Deputy Chief Jim Wallace said both fire stations don’t have “gender specific accommodations for men and women.”

“We have one bathroom at South Station that has to be shared by both men and women,” said Wallace. “At Fire Headquarters, the women’s restroom is essentially a closet that we converted into a bathroom.”

Firefighter/EMT David Marengi said an office at Fire Headquarters has been converted into a bunkroom that is shared by both male and female firefighters who work overnight.

Wallace also recalled that firefighters’ protective turnout gear is located next to fire engines.

“There are carcinogens that sit within our fire gear that sits on the apparatus floor,” said Wallace. “When we back our diesel trucks into our fire stations and we take that gear off, the carcinogens from the truck or the event we where just at are all over our clothes. We take those clothes and hang them up on the walls surrounding where the fire trucks are parked.”

Wallace said most fire stations have designated areas to store PPE.
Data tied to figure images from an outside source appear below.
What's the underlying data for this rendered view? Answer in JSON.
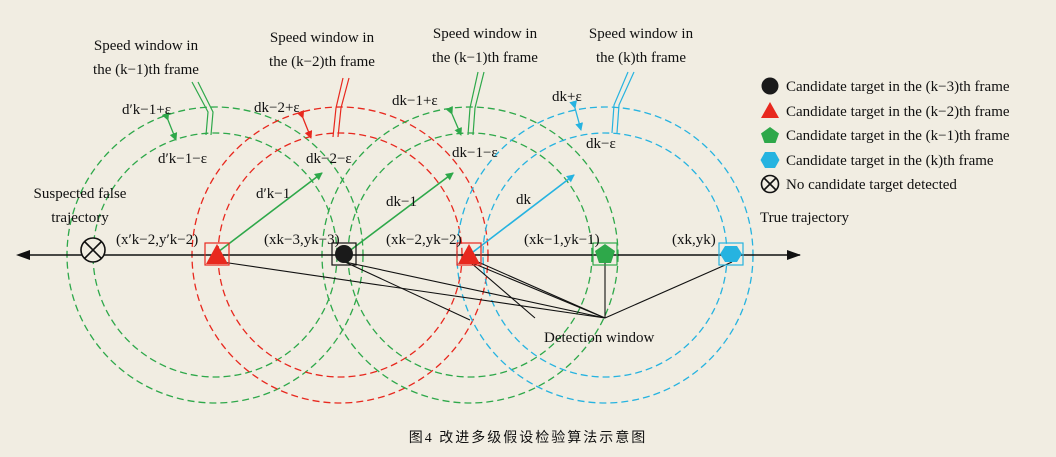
{
  "labels": {
    "sw_km1_left": [
      "Speed window in",
      "the (k−1)th frame"
    ],
    "sw_km2": [
      "Speed window in",
      "the (k−2)th frame"
    ],
    "sw_km1_right": [
      "Speed window in",
      "the (k−1)th frame"
    ],
    "sw_k": [
      "Speed window in",
      "the (k)th frame"
    ],
    "suspected": [
      "Suspected false",
      "trajectory"
    ],
    "true_traj": "True trajectory",
    "detection": "Detection window"
  },
  "math": {
    "dpk1_plus": "d′k−1+ε",
    "dpk1_minus": "d′k−1−ε",
    "dk2_plus": "dk−2+ε",
    "dk2_minus": "dk−2−ε",
    "dk1_plus": "dk−1+ε",
    "dk1_minus": "dk−1−ε",
    "dk_plus": "dk+ε",
    "dk_minus": "dk−ε",
    "dpk1": "d′k−1",
    "dk1": "dk−1",
    "dk": "dk",
    "c_pk2": "(x′k−2,y′k−2)",
    "c_k3": "(xk−3,yk−3)",
    "c_k2": "(xk−2,yk−2)",
    "c_k1": "(xk−1,yk−1)",
    "c_k": "(xk,yk)"
  },
  "legend": [
    {
      "text": "Candidate target in the (k−3)th frame",
      "color": "#1a1a1a",
      "shape": "circle"
    },
    {
      "text": "Candidate target in the (k−2)th frame",
      "color": "#e8281e",
      "shape": "triangle"
    },
    {
      "text": "Candidate target in the (k−1)th frame",
      "color": "#2ea84a",
      "shape": "pentagon"
    },
    {
      "text": "Candidate target in the (k)th frame",
      "color": "#26b3e0",
      "shape": "hexagon"
    },
    {
      "text": "No candidate target detected",
      "color": "#111111",
      "shape": "crossed-circle"
    }
  ],
  "caption": "图4  改进多级假设检验算法示意图",
  "colors": {
    "green": "#2ea84a",
    "red": "#e8281e",
    "cyan": "#26b3e0",
    "black": "#1a1a1a",
    "background": "#f1ede2"
  }
}
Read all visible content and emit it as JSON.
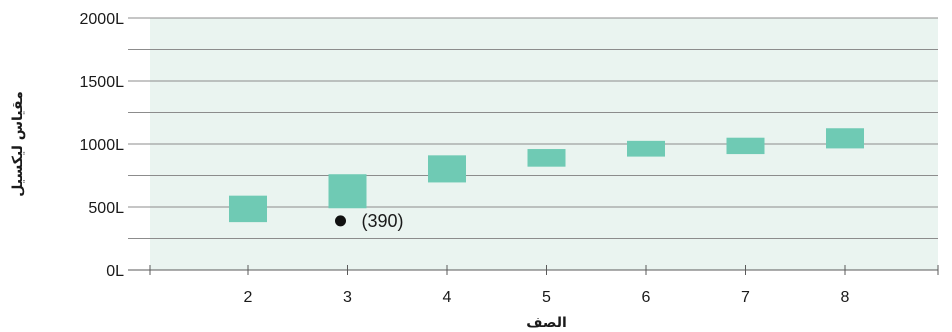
{
  "chart_data": {
    "type": "box",
    "xlabel": "الصف",
    "ylabel": "مقياس ليكسيل",
    "x_ticks": [
      2,
      3,
      4,
      5,
      6,
      7,
      8
    ],
    "y_ticks": [
      0,
      500,
      1000,
      1500,
      2000
    ],
    "y_tick_labels": [
      "0L",
      "500L",
      "1000L",
      "1500L",
      "2000L"
    ],
    "xlim": [
      1,
      9
    ],
    "ylim": [
      0,
      2000
    ],
    "y_gridlines": [
      0,
      250,
      500,
      750,
      1000,
      1250,
      1500,
      1750,
      2000
    ],
    "boxes": [
      {
        "grade": 2,
        "low": 380,
        "high": 590
      },
      {
        "grade": 3,
        "low": 490,
        "high": 760
      },
      {
        "grade": 4,
        "low": 695,
        "high": 910
      },
      {
        "grade": 5,
        "low": 820,
        "high": 960
      },
      {
        "grade": 6,
        "low": 900,
        "high": 1025
      },
      {
        "grade": 7,
        "low": 920,
        "high": 1050
      },
      {
        "grade": 8,
        "low": 965,
        "high": 1125
      }
    ],
    "annotations": [
      {
        "grade": 3,
        "value": 390,
        "label": "(390)"
      }
    ],
    "colors": {
      "box": "#6fcab4",
      "plot_background": "#eaf4f0",
      "grid": "#8c8c8c",
      "axis": "#5a5a5a",
      "point": "#111111"
    },
    "grid": true
  }
}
“We don’t have any of that,” said Wallace. “We have one space where we hang all of our gear in and put all of our apparatus in. We are exposed to extreme environments and hazardous environments on a regular basis, and we don’t have a space to differentiate between those environments and our living quarters.”

Marengi agreed.

“Our personal protective equipment hangs on the walls with all of the fire apparatus in the middle,” said Marengi. “We wash that gear in the same space that it is getting contaminated in. We do everything we can as brothers and sisters to keep our space safe.”

Marengi recalled that firefighters have to conduct safety inspections for new homes.

“If we saw some of the stuff that is in the fire station every day in those homes, they wouldn’t be passing inspection,” said Margeni.

Marengi said the public safety buildings project is desperately needed.

“Something definitely has to happen in town,” said Marengi. “Public safety and the schools are the reasons why people come to town. I think it is a reflection of who we are, and it’s a necessity that we need to focus on.”

In response to a question from Dolan, Wallace said the Fire Department needs two stations.

“We have two very different districts here in Lynnfield,” said Wallace. “The south district essentially makes up Route 1, all of the commercial buildings on Salem Street and MarketStreet Lynnfield. The headquarters district consists of private homes and the schools. What brings us together is Route 95 runs from one end of town to the other. We have response times that are required by insurance agencies, and we are required to get to certain places in a certain amount of time. The requirements dictate that we have a certain amount of apparatus in a certain space so we can get to certain parts of town within a certain amount of time.”

Dolan said it’s long overdue to make Town Hall ADA compliant.

“In order to use the handicap ramp to get into Town Hall, someone would have to almost walk a football field around the building to get to the ramp by the Police Station,” said Dolan. “It is absolutely crazy. It’s not only the town’s responsibility to provide access to everyone; it’s the law. The only reason why we haven’t done it is because we have been grandfathered in.”